“I fundamentally believe that you should not be stopped on the streets of our country simply because of the colour of your skin,” the former prime minister said.
Speaking after it was revealed young black men in London have been searched more than 20,000 times in recent weeks, she added: “Sadly, we're seeing some of the figures go back up again.”
The equivalent of 30 per cent of all young black males in the capital were stopped between March and May, although some individuals may have been targeted more than once.
More than 80 per cent of the 21,950 searches resulted in no further action, according to analysis by the office of Yvette Cooper, chair of the Commons home affairs select committee chair.
In total, the Metropolitan force carried out 43,000 stops in May – compared with 21,000 a year earlier – and 30,608 in April, up from 20,981.
The figures emerged after Cressida Dick, its commissioner, apologised for the distress caused to the athlete Bianca Williams when officers stopped, searched and handcuffed her at the weekend.
And they were sharply criticised by Katrina Ffrench, chief executive of StopWatch, a charity that campaigns against disproportionate use of stop and search.
“The number is shocking and saddening. How do those young people feel when this is their city, they're going about their daily business, could be caring for parents, all sorts of reasons as to why they're out?” she asked.
Speaking to BBC Radio 4’s World at One programme, Ms May said: “The number of black people who are likely to be stopped again, its significant higher than those with white skin.”

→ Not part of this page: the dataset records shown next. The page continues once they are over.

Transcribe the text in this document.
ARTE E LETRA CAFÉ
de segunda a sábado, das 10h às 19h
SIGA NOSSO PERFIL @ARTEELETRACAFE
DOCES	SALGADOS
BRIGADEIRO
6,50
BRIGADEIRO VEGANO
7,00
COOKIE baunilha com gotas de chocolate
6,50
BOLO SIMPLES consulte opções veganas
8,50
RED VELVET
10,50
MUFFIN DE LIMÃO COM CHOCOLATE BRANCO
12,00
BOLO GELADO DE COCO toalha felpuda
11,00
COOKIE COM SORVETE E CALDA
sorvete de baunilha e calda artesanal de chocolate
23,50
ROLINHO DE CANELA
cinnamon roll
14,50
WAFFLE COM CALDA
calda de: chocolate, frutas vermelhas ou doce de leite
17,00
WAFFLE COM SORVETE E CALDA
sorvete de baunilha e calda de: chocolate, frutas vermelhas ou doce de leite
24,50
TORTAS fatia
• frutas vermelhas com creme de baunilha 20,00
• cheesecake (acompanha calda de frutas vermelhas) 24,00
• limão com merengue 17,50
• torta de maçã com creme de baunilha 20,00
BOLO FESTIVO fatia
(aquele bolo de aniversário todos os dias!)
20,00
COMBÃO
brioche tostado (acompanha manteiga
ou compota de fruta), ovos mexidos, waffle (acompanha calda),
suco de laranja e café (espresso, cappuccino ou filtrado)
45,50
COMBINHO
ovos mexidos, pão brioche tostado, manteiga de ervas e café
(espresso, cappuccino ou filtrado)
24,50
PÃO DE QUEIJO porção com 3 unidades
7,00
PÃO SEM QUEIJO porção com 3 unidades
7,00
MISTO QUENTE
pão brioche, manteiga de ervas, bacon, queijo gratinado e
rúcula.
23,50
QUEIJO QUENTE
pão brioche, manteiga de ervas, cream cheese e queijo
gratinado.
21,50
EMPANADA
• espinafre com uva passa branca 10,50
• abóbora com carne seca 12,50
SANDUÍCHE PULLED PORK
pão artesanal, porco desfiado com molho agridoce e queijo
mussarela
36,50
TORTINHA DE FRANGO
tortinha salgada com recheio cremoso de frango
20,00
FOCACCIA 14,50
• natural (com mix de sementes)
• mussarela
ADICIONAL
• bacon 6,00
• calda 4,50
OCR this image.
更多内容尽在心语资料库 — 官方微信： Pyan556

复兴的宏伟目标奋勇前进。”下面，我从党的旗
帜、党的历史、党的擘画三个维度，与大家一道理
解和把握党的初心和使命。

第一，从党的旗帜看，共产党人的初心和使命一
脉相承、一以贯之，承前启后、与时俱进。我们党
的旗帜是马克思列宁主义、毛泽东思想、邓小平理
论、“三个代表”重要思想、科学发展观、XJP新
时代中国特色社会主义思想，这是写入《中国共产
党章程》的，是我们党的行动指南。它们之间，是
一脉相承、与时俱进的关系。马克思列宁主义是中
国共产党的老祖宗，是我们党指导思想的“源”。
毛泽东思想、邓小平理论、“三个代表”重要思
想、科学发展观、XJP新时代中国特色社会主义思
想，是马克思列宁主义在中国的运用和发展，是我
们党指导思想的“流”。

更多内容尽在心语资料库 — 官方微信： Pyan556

The prime minister pointed to the “racial disparity audit” – across all public services – that she made a priority of her premiership, amid little sign of it being taken forward by Boris Johnson, her successor.
“It threw up some shocking figures and some shocking incidences,” she warned.
The former prime minister also urged bosses to consider whether any of their workers will suffer from domestic abuse if they are made to work from home during the pandemic.
Warning that, for many victims “work is your safe place”, she said: “What I don’t want to see is employers simply saying that everybody who can work at home should be doing so in the future.
“Because if you are a victim of domestic abuse, work is your safe place. And employers need to think about that, think about those of their employees for whom the workplace is a safe place, and being at home is not.”
Support services have reported an increase in the number of calls for help from domestic abuse victims, since the UK entered lockdown in March.